Blame was easy to place. Not doing so was almost as impossible as admitting that he was gone.

Then, one day during spring break, when the children (hardly children any more) had come home for the week, Remus was sitting in the kitchen at night, sipping tea and staring at something in his head. Someone walked into the room; he heard the scuffling of feet, but remained silent. The door of the icebox opened, shedding a brief rectangle of light before closing again. A cupboard opened, and liquid spilled into a glass. Remus watched as the black-haired figure drank deeply, his head thrown back, Adam's apple bobbing up and down. The entire time, Remus wasn't sure it was real, after so much time spent convincing himself that Sirius was there at the counter, standing in that exact spot. Then the figure pulled out a chair at the table and sat. Only then did it realize that there was someone else there.

"Oh, sorry, I didn't see you," it said hoarsely. "I'll just...go."

Remus blinked, and saw. "Harry?"

Harry stopped at the door. "Sorry."

"No, it's all right." A pause. "You can stay, if you'd like.

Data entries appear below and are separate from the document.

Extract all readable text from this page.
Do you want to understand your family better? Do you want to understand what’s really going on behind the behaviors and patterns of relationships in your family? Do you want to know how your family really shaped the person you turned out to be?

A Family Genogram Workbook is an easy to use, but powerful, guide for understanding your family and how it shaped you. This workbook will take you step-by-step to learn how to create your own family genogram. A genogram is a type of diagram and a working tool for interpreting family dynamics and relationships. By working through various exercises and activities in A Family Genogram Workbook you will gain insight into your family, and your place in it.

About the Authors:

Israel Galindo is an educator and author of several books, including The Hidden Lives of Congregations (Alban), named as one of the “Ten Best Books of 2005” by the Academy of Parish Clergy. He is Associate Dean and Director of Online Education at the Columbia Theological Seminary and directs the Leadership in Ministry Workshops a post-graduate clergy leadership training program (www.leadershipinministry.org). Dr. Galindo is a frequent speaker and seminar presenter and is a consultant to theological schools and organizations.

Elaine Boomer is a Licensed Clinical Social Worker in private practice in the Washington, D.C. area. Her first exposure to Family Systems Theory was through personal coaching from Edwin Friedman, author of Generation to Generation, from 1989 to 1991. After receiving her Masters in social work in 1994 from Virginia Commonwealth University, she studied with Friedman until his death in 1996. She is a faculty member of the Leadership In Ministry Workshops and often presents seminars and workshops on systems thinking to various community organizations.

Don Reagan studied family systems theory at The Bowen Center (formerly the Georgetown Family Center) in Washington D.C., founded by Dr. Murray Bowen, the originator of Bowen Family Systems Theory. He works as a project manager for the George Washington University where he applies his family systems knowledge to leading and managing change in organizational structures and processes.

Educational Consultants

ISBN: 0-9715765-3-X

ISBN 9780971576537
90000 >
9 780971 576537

I just...can't sleep," Remus finished lamely.

The younger man seemed to think for a second, then turned and came back to sit at the table.

"Neither can I. But there's nothing unusual there."

They were silent for a time, each gazing into their own thoughts about the other, wondering if their reasons were the same.

"Do you still miss him?" Harry asked abruptly.

Remus started, drew in a sharp breath, then let it out slowly.

"I'll always miss him, Harry." He paused, and looked at the young man in front of him, at the face hidden by two hands that had done so much good already for such a short life. "There's nothing wrong with that, nothing."

"Sometimes I hate myself. I think it was all my fault."

Tears formed in the corners of Remus's eyes. "Oh, Harry, no, nothing was your fault. If anything, it was mine."

Harry looked up at his former professor, and a half smile formed on his lips. "Then I was going to say, I finally realize that no one is to blame. It just...happened. There's nothing anyone can do about it."

Remus finally allowed the tears to flow. This boy, a boy who was half Remus's age, had found the truth before Remus had been willing to admit it to himself. He stood up, walked to Harry's side of the table, and, for the first time in memory, pulled him, his best friend's son, into a hug. If there was one good thing that had come of all the pain and trials, it was Harry. And as long as Harry was still able to forgive, they had hope.

"Hope," Remus whispered into Harry's hair, not knowing that he'd spoken it aloud.

"Yes." Harry pulled away and smiled. "There's always that."